ULI has long been on the forefront of research and best practices for how the real estate, land use, and built environment sectors can address climate change through adaptation, resilience, and mitigation and is committed to helping our cities discover and implement best practice solutions to these challenges.
With support from JPMorgan Chase, ULI will be working with eight communities across the U.S., including Chicago, Dallas, Houston, Nashville, New York, Philadelphia, Seattle, and Tampa Bay, to provide advisory services and technical assistance geared toward developing solutions to help communities prepare for and address a range of climate risks. In each community, the city will partner with the local ULI District Council to accomplish technical assistance related to land use, development, and resilience, and to work together through a peer learning program called the Resilient Land Use Cohort (RLUC).
Challenging environmental stresses affect the world’s urban areas, including increasingly frequent and intense rainfall, longer droughts, worsening wildfire seasons, and more frequent and severe heat waves. Today’s cities are particularly vulnerable given the compounded crises of potential climate events and the effects of the COVID-19 global pandemic, and these crises put the most vulnerable communities, including low income communities and communities of color, at the greatest risk.
Cities which consider climate change sources and impacts in planning and decision-making will be the most prepared. Increasing equity is also key to enhancing resilience and addressing long-standing racial inequities, ensuring that those with fewer resources are protected.

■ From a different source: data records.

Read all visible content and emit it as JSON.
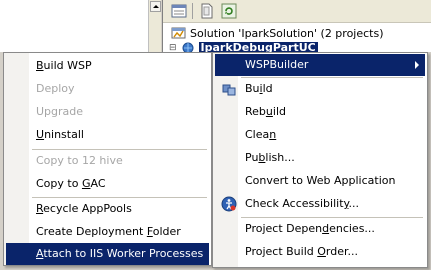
{
  "solution_explorer": {
    "solution_label": "Solution 'IparkSolution' (2 projects)",
    "project_label": "IparkDebugPartUC"
  },
  "left_menu": {
    "items": [
      {
        "label": "Build WSP",
        "accel": "B",
        "rest": "uild WSP",
        "enabled": true
      },
      {
        "label": "Deploy",
        "enabled": false
      },
      {
        "label": "Upgrade",
        "enabled": false
      },
      {
        "label": "Uninstall",
        "accel": "U",
        "rest": "ninstall",
        "enabled": true
      },
      {
        "label": "Copy to 12 hive",
        "enabled": false
      },
      {
        "label": "Copy to GAC",
        "pre": "Copy to ",
        "accel": "G",
        "rest": "AC",
        "enabled": true
      },
      {
        "label": "Recycle AppPools",
        "accel": "R",
        "rest": "ecycle AppPools",
        "enabled": true
      },
      {
        "label": "Create Deployment Folder",
        "pre": "Create Deployment ",
        "accel": "F",
        "rest": "older",
        "enabled": true
      },
      {
        "label": "Attach to IIS Worker Processes",
        "pre": "",
        "accel": "A",
        "rest": "ttach to IIS Worker Processes",
        "enabled": true,
        "selected": true
      }
    ]
  },
  "right_menu": {
    "items": [
      {
        "label": "WSPBuilder",
        "selected": true,
        "has_submenu": true
      },
      {
        "label": "Build",
        "pre": "Bu",
        "accel": "i",
        "rest": "ld",
        "icon": "build-icon"
      },
      {
        "label": "Rebuild",
        "pre": "Reb",
        "accel": "u",
        "rest": "ild"
      },
      {
        "label": "Clean",
        "pre": "Clea",
        "accel": "n",
        "rest": ""
      },
      {
        "label": "Publish...",
        "pre": "Pu",
        "accel": "b",
        "rest": "lish..."
      },
      {
        "label": "Convert to Web Application"
      },
      {
        "label": "Check Accessibility...",
        "pre": "Check Accessibilit",
        "accel": "y",
        "rest": "...",
        "icon": "accessibility-icon"
      },
      {
        "label": "Project Dependencies...",
        "pre": "Project Depen",
        "accel": "d",
        "rest": "encies..."
      },
      {
        "label": "Project Build Order...",
        "pre": "Project Build ",
        "accel": "O",
        "rest": "rder..."
      }
    ]
  }
}
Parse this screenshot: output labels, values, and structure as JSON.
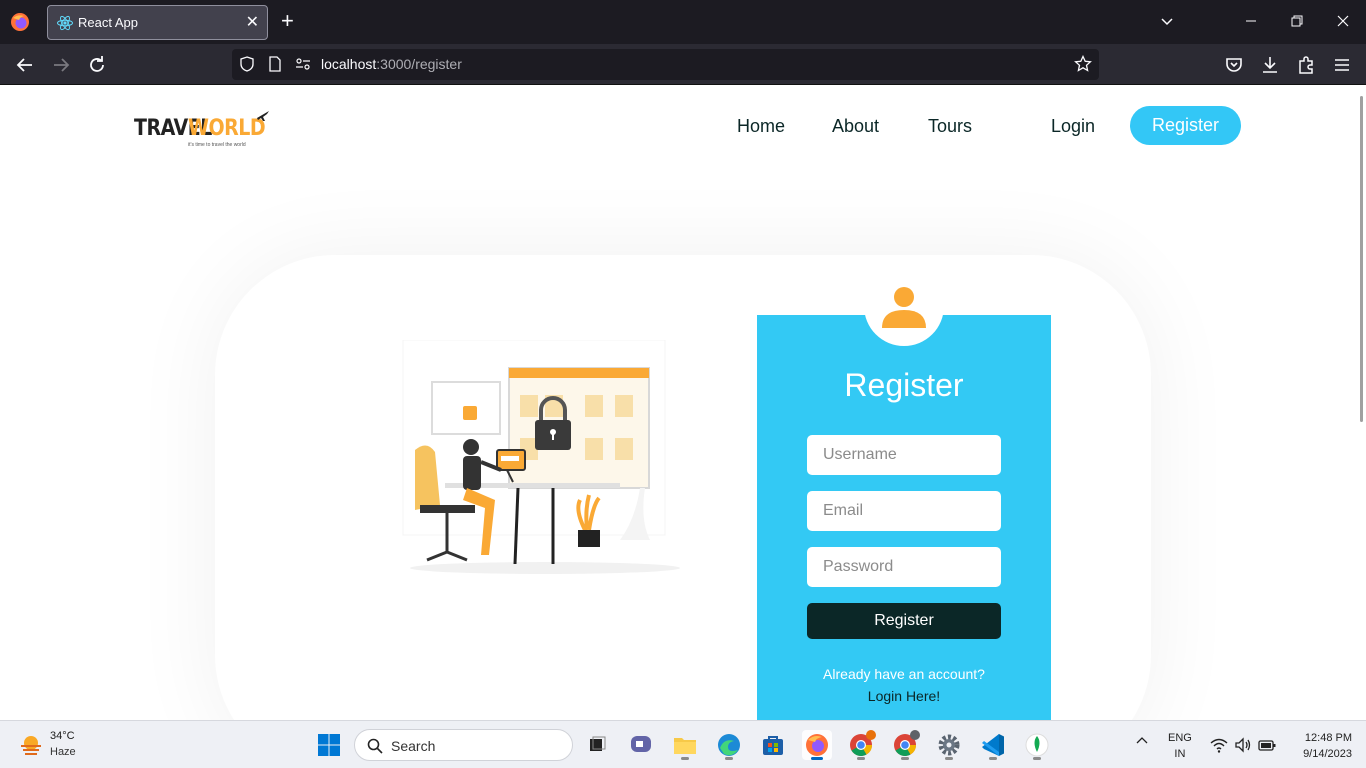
{
  "browser": {
    "tab_title": "React App",
    "url_host": "localhost",
    "url_path": ":3000/register"
  },
  "site": {
    "logo_part1": "TRAVEL",
    "logo_part2": "WORLD",
    "logo_tagline": "it's time to travel the world",
    "nav": [
      "Home",
      "About",
      "Tours"
    ],
    "login_label": "Login",
    "register_label": "Register"
  },
  "register_form": {
    "title": "Register",
    "username_placeholder": "Username",
    "email_placeholder": "Email",
    "password_placeholder": "Password",
    "submit_label": "Register",
    "already_text": "Already have an account?",
    "login_link": "Login Here!"
  },
  "colors": {
    "accent": "#33c7f6",
    "brand_orange": "#faa935",
    "heading": "#0b2727"
  },
  "taskbar": {
    "weather_temp": "34°C",
    "weather_desc": "Haze",
    "search_label": "Search",
    "lang_line1": "ENG",
    "lang_line2": "IN",
    "time": "12:48 PM",
    "date": "9/14/2023"
  }
}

While changing environmental conditions are visible everywhere, low-income communities, communities of color, and otherwise vulnerable communities are the most adversely impacted as their members are more likely to live in locations more vulnerable to climate events and have fewer resources to recover from major climate events. As a result of the pandemic, risk has increased and city response has become more challenging given fiscal impacts, public health concerns and challenges related to social distancing, and typical disaster preparedness practices such as evacuation and shelter management.
“Climate change is one of the most pressing challenges addressing cities today and has become all the more urgent as our cities and communities are also battling COVID-19. ULI’s Urban Resilience Program is eager to support cities at this difficult time and help build bridges between local ULI members, city leaders, and community-based groups.” said Katharine Burgess, vice president of the Urban Resilience Program. “Our work with cities will focus on how to assess climate vulnerabilities and enhance resilience through land use policy, resilient infrastructure, public private partnerships and other strategies.”
Through RLUC, ULI will work with cities via its advisory services and technical assistance panel programs, which galvanize the Institute’s member base to provide strategic, unbiased advice to cities on land use and real estate development issues. ULI panels bring real estate and land use professionals together to develop solutions to local land use challenges through dynamic, workshop-style engagements which include significant stakeholder involvement. In order to assist implementation of each expert panel’s recommendations, ULI will also provide long-term coaching and follow-up within the communities. ULI also plans to bring together city staff from all seven communities and ULI’s District Council network through the Cohort, to share lessons learned and strategies to leverage implementation.
In addition to these community-specific panels and ongoing assistance, the grant will enable ULI to produce reports, presentations, and other communications on best practices. Through JPMorgan Chase’s partnership, ULI can help communities address the impacts and sources of climate change and consider climate change impacts in planning and decision-making.